ACELERE NAS 10 MILHAS

ACELERE NAS 10 MILHAS

Bater seu recorde pessoal em uma porva de 10 milhas exige foco nos treinos de qualidade e volume. “Independente de ser experiente nos 16 km ou iniciante no trajeto, o corredor precisa aumentar a intensidade dos treinos, para ganhar velocidade e sustentar o volume de 16 km no ritmo desejado”, afirma o treinador Fábio Alonso, o Tchê, da Trainer Assessoria Esportiva, de Curitiba (PR).
 
O objetivo será suportar um ritmo próximo ao que o atleta desenvolve nos 10 km, mas em uma prova com 60% a mais de volume. “Aqui, o importante é trabalhar resistência e velocidade. Uma estratégia é realizar tiros de 1 km, por exemplo, em 5’, com intervalos de 1’ entre cada um. E, depois, manter a distância e diminuir intensidade e descanso para 5’15” e 30”, respectivamente.
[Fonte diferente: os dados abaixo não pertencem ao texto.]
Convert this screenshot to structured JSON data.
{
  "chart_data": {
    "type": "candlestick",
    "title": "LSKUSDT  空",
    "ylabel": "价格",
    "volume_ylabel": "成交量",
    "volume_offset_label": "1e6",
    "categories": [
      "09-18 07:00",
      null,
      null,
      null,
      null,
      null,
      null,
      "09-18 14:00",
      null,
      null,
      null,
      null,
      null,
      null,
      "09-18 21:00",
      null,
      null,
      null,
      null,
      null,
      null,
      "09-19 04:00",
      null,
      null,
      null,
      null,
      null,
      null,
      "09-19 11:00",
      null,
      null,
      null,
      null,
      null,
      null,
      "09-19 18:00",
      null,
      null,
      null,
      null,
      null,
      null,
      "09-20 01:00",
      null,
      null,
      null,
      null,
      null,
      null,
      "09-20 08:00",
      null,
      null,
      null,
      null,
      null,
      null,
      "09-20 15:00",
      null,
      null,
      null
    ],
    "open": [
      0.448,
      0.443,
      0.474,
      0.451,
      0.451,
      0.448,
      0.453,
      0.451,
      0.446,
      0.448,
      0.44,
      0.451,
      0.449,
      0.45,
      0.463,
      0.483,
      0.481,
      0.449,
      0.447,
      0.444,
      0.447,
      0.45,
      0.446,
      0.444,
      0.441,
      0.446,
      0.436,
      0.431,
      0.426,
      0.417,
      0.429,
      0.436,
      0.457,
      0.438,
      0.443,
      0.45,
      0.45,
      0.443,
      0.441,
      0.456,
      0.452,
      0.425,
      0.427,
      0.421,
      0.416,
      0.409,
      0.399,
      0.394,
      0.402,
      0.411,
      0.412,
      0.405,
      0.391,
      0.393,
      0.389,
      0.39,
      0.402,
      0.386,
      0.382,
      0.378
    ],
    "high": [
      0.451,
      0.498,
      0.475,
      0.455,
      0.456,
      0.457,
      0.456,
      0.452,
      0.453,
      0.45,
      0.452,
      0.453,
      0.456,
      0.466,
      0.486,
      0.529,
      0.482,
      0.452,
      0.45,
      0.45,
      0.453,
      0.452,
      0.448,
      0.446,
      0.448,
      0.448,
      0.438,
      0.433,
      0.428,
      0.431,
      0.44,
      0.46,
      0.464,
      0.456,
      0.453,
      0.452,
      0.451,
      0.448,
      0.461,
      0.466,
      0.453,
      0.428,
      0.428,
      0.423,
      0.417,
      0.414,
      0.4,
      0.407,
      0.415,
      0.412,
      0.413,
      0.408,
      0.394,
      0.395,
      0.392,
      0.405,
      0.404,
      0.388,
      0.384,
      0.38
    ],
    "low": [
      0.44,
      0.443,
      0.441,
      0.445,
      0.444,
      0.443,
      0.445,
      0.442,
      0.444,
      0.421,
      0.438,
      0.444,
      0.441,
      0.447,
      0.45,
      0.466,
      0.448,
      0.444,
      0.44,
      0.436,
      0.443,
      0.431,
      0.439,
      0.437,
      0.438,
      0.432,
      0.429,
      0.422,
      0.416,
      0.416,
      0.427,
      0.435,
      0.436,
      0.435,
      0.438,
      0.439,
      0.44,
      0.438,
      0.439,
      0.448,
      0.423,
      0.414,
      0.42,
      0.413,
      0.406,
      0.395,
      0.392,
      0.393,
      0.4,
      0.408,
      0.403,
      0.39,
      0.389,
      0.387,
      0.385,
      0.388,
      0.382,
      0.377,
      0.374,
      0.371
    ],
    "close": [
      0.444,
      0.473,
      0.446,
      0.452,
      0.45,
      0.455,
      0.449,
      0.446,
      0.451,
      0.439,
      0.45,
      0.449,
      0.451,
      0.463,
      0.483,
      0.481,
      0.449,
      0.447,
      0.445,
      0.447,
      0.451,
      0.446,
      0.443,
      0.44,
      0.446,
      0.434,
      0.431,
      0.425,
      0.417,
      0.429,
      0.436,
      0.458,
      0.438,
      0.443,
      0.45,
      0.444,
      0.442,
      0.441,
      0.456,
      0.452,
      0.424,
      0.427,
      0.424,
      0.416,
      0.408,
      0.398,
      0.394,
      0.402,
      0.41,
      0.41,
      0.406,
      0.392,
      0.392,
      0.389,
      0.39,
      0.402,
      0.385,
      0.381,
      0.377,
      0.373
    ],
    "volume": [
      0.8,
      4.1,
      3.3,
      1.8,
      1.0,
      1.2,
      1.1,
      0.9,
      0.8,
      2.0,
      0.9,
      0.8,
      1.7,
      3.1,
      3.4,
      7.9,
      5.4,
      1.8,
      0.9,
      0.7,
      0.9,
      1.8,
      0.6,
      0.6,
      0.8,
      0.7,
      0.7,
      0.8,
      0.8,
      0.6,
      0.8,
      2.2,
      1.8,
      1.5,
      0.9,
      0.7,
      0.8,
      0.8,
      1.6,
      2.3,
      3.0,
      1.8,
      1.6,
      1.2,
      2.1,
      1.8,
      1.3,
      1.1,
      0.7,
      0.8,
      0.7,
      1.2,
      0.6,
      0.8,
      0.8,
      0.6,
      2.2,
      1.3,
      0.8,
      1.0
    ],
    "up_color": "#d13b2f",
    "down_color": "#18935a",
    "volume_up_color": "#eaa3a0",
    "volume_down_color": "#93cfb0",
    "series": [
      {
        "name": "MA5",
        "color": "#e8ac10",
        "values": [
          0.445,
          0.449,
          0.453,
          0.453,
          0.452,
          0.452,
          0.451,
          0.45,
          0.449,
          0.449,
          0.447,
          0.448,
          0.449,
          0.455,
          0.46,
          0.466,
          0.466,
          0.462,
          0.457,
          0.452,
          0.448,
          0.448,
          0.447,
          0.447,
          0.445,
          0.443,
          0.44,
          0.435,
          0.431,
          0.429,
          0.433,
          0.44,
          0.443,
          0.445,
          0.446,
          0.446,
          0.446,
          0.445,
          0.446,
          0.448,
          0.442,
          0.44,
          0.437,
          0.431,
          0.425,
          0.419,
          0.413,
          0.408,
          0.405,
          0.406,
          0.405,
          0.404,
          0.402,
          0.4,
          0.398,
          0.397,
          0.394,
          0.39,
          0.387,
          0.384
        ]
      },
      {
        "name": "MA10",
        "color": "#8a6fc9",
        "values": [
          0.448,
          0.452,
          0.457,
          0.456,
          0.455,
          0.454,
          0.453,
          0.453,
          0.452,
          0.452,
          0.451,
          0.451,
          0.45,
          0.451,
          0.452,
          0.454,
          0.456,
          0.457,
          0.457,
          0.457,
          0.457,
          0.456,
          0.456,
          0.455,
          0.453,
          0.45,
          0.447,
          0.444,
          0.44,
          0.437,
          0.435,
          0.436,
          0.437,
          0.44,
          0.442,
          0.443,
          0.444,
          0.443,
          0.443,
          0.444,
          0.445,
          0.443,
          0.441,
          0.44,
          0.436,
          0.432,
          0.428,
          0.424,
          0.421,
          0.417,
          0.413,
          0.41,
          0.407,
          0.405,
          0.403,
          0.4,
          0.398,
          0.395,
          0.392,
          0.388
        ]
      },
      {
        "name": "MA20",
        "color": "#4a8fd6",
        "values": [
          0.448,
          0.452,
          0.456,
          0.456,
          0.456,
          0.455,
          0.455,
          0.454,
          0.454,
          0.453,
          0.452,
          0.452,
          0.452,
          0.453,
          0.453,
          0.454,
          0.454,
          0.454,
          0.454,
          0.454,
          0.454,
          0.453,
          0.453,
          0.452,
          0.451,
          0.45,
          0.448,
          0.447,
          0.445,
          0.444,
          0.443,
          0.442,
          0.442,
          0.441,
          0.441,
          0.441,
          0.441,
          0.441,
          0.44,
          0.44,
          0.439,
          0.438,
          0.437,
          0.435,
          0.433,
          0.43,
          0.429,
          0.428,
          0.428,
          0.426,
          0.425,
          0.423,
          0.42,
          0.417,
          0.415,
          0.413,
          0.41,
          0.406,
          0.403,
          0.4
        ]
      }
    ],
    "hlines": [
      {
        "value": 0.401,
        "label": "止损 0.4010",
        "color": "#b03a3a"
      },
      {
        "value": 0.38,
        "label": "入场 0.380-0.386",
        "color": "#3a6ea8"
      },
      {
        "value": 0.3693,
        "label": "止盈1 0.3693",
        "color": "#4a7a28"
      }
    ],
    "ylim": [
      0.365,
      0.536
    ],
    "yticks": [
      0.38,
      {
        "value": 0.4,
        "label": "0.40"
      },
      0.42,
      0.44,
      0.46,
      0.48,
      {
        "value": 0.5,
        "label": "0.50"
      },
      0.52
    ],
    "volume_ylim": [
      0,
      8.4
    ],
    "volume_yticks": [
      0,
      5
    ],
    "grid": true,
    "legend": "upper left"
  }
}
Assim, o corredor se prepara para sustentar o ritmo aos poucos”, explica Alonso.
 
COMBINE TREINOS DE VOLUME E INTENSIDADE
 
Para o treinador Emerson Bisan, da assessoria esportiva Nova Equipe, de São Paulo (SP), um período de dois meses de preparação pode ser dividido em treinos que foquem o aumento de quilometragem e, ao mesmo tempo, velocidade. “Recomendo treinos longos, que cheguem, ao máximo, entre 14 km e 16 km, nos quais o atleta deve evoluir, aos poucos, distância e ritmo. Ou seja, se a meta é completar as 10 milhas em 5’30”/km em média, ele deve começar correndo 12 km nesse pace, e aumentando o trajeto gradativamente.”
 
“Quem corre três vezes por semana pode revezar o treino longo com um trabalho de qualidade [que pode começar com tiros de 400 m e evoluir 200 m a cada semana, até chegar a 1 km, em seis a 15 séries, dependendo da distância] e um de sensibilidade, onde o atleta deve variar a distância e correr em velocidade constante, dentro da sua capacidade máxima. É essa combinação de estímulos diferentes que leva ao ganho de performance”, completa Bisan.
 
DESCANSE PARA O DIA DA PROVA
 
O período final da preparação deve ser efetuado a partir das duas semanas que antecedem a prova. Para a última semana, Bisan indica duas a três sessões, com baixo volume e intensidade. “Esse é o momento de reservar energias para a corrida, e recuperar o corpo dos treinos fortes realizados nas semanas anteriores. É nessa hora, de descanso, que o sistema nervoso central entende os estímulos e o desempenho melhora.”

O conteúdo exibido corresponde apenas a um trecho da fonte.